HomeStreet agrees to sell nearly $1 billion in multifamily loans

HomeStreet Branch.jpg
Seattle-based HomeStreet is pivoting to a strategic loan sale after termination of a planned acquisition by FirstSun Capital Bancorp in Denver.

Five weeks after canceling its planned acquisition by FirstSun Capital Bancorp, Seattle-based HomeStreet has agreed to sell $990 million of multifamily commercial real estate  loans to Bank of America. 

The deal, announced Friday, is expected to be completed before the end of 2024. The closing is scheduled to occur in two parts — $652 million on Friday and the remaining $338 million on or about Monday. 

The $9.2 billion-asset HomeStreet had signaled the likelihood of a large-scale asset sale in October, with Chairman and CEO Mark Mason saying the bank had already started laying groundwork for such a transaction. 

The multifamily loans that HomeStreet agreed to sell to Bank of America are longer duration, lower-yielding loans, according to Mason. The price, including retained servicing rights, is equal to 91.5% of the loans' principal value, or approximately $906 million, HomeStreet said. 

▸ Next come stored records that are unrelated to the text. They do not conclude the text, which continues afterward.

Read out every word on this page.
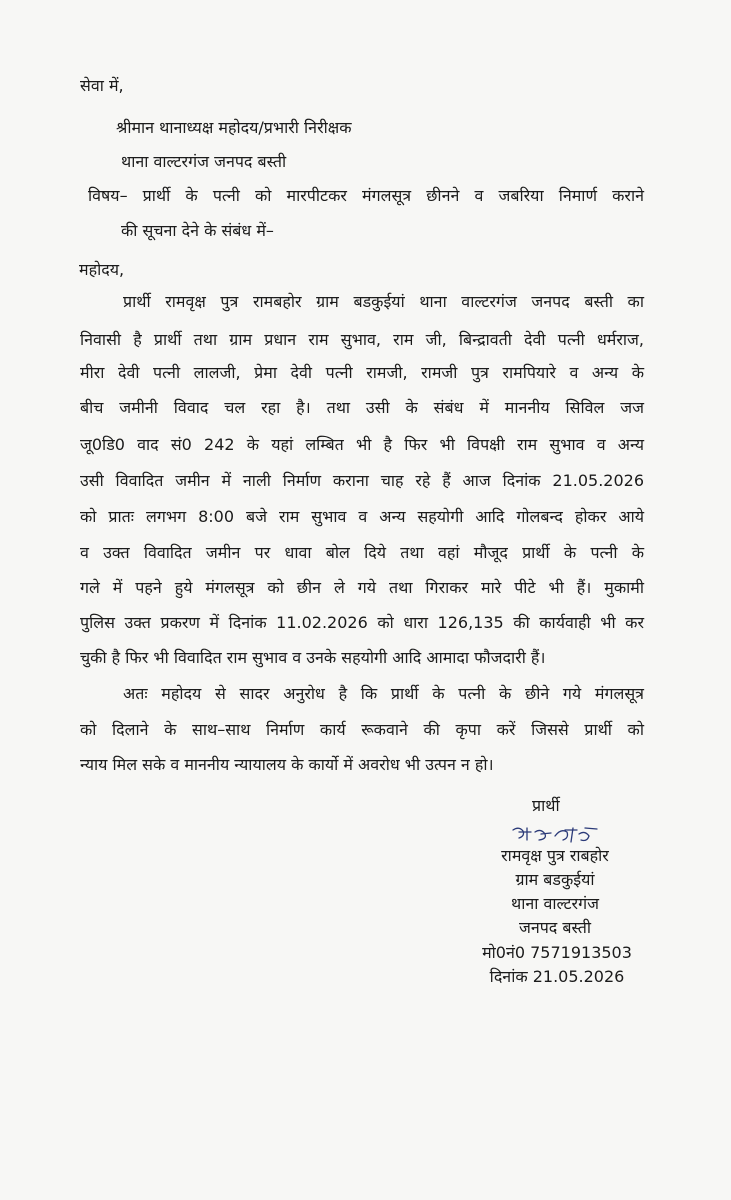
सेवा में,
श्रीमान थानाध्यक्ष महोदय/प्रभारी निरीक्षक
थाना वाल्टरगंज जनपद बस्ती
विषय– प्रार्थी के पत्नी को मारपीटकर मंगलसूत्र छीनने व जबरिया निमार्ण कराने
की सूचना देने के संबंध में–
महोदय,
प्रार्थी रामवृक्ष पुत्र रामबहोर ग्राम बडकुईयां थाना वाल्टरगंज जनपद बस्ती का
निवासी है प्रार्थी तथा ग्राम प्रधान राम सुभाव, राम जी, बिन्द्रावती देवी पत्नी धर्मराज,
मीरा देवी पत्नी लालजी, प्रेमा देवी पत्नी रामजी, रामजी पुत्र रामपियारे व अन्य के
बीच जमीनी विवाद चल रहा है। तथा उसी के संबंध में माननीय सिविल जज
जू0डि0 वाद सं0 242 के यहां लम्बित भी है फिर भी विपक्षी राम सुभाव व अन्य
उसी विवादित जमीन में नाली निर्माण कराना चाह रहे हैं आज दिनांक 21.05.2026
को प्रातः लगभग 8:00 बजे राम सुभाव व अन्य सहयोगी आदि गोलबन्द होकर आये
व उक्त विवादित जमीन पर धावा बोल दिये तथा वहां मौजूद प्रार्थी के पत्नी के
गले में पहने हुये मंगलसूत्र को छीन ले गये तथा गिराकर मारे पीटे भी हैं। मुकामी
पुलिस उक्त प्रकरण में दिनांक 11.02.2026 को धारा 126,135 की कार्यवाही भी कर
चुकी है फिर भी विवादित राम सुभाव व उनके सहयोगी आदि आमादा फौजदारी हैं।
अतः महोदय से सादर अनुरोध है कि प्रार्थी के पत्नी के छीने गये मंगलसूत्र
को दिलाने के साथ–साथ निर्माण कार्य रूकवाने की कृपा करें जिससे प्रार्थी को
न्याय मिल सके व माननीय न्यायालय के कार्यो में अवरोध भी उत्पन न हो।
प्रार्थी
रामवृक्ष पुत्र राबहोर
ग्राम बडकुईयां
थाना वाल्टरगंज
जनपद बस्ती
मो0नं0 7571913503
दिनांक 21.05.2026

The company intends to use the proceeds to pay down Federal Home Loan bank advances and brokered deposits "which carry substantially higher interest rates than our core deposits," Mason said in a press release. 

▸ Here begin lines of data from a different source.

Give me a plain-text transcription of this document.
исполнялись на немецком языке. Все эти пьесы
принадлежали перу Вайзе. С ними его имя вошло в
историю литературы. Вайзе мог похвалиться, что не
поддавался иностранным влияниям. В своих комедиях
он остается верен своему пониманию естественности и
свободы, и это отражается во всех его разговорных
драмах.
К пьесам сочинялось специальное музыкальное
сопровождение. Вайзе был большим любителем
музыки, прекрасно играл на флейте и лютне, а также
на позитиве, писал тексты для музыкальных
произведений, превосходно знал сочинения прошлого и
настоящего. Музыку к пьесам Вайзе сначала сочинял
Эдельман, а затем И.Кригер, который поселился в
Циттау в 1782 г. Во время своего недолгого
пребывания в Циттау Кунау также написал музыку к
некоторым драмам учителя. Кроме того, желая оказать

The loan sale is part of a strategic plan aimed at engineering a quick rebound. "Entering into this agreement … is the first step in implementing a new strategic plan which we expect to result in a return to profitability for the bank and on a consolidated basis early next year," Mason said Friday in a press release. 

Mark Mason

Multifamily loans comprised 54% of HomeStreet's $7.3 billion loan portfolio on Sept. 30. The portfolio has been checked and rechecked through "multiple due diligence exercises, ongoing regulatory reviews and examinations, both in the normal course and now through two merger regulatory application processes, in addition to quarterly reviews and an annual audit by our independent accountants," Mason said on an Oct. 30 conference call with analysts. 

Though Mason said in his October comments that HomeStreet did not believe it would require additional capital, the bank at that time was anticipating an $800 million sale. Friday's deal implies a bigger haircut — in the neighborhood of $94 million. A HomeStreet spokesperson declined to comment on Friday.  

HomeStreet had been highly profitable in the years leading up to the coronavirus pandemic, benefiting from a relatively large portfolio of multifamily loans that — while lower-yielding than other asset classes — were characterized by strong asset quality. But that math changed radically in 2022, when the sharp run-up in interest rates pushed its funding costs up significantly. 

The bank's net income totaled $115.4 million in 2021. Two years later, HomeStreet reported an annual loss totaling $27.5 million.

HomeStreet, which reported a $21 million loss through the first nine months of 2024, agreed in January to sell itself to the $8.1 billion-asset FirstSun.

Despite months of effort, which included FirstSun's switch from a national charter to a Texas state charter, the two banks proved unable to win regulatory approval for their $286 million merger agreement. 

Investors — who sold off shares in late October, after HomeStreet and FirstSun announced their deal was all but dead in the water — appear to have given the loan sale a modest vote of confidence. HomeStreet shares were trading up about 1.4% to $11.13 on Friday afternoon.